As part of this section, you also need to address the competition for your product or service. The likelihood that there is no direct competitor to you is low. Even if you have created an entirely new market, your target market is presumably managing to solve the problem by some means and will need attracting.
So, from an investor’s point of view, ‘what makes you different?’ and more importantly, ‘what makes you better?’
Investors will be laser-focused on the team you have in place. To invest money in your project, they need to be convinced that the right team is at the helm and has what it takes to make it a success.
One anecdotal stat suggests that investors tend to break their assessment down by:
- 10% – the concept/product
- 10% – the IP and protectability of the product
- 80% – the team
Finding the right balance in your leadership team, with the right CEO, is essential. However, the right CFO, CTO, CMO, and board members or advisors will make a big difference. The skills you have within the rest of the organisation will be considered, but make sure you detail your leadership team within your pitch.
Sales and Marketing
A business that is already making money is a far more investable proposition. It will have an existing client base from which to build and a product on which people are willing to spend money.

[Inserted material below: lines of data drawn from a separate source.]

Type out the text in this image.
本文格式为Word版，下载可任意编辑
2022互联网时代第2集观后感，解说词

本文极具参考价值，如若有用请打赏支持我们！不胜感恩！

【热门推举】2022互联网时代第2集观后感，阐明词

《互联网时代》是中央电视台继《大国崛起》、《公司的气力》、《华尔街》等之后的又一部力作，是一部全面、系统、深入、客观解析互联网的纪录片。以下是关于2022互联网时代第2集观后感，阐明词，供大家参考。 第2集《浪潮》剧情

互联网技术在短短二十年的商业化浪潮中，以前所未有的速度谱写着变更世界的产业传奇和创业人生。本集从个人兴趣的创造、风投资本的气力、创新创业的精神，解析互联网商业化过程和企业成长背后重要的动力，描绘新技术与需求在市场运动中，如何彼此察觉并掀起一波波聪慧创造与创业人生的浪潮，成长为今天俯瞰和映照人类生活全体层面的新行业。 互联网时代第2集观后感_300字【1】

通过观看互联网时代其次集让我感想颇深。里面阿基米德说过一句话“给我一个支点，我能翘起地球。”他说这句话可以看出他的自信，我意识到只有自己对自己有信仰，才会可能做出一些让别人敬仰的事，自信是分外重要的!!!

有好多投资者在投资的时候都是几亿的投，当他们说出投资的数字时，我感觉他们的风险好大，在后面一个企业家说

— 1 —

It is therefore important to describe your sales and marketing strategy to your investors. Existing revenues are good, but how will you grow your customer base and increase the revenues that will warrant the investment?
Finally, you need to be sure on the level of investment you are seeking and how you plan to use it. While the level of detail doesn’t need to be forensic, you should be presenting a plan for the investment that will allow investors to assess if you have the business acumen to ask for what they deem essential.
Be Ready for Questions
While the elevator pitch may only last a few minutes and the level of detail within your pitch might not be at a granular level, you must possess a forensic knowledge of your business.
Consider what questions your pitch will prompt, as well as any you feel less comfortable handling and practise answering them.
These are just a few of the areas to consider in your pitch. There are fundamentals to consider in the delivery and critical areas to think about based on your business stage and the type of investment you require.
But the critical element of my training is helping you become agile enough to present precisely what is needed in any given situation.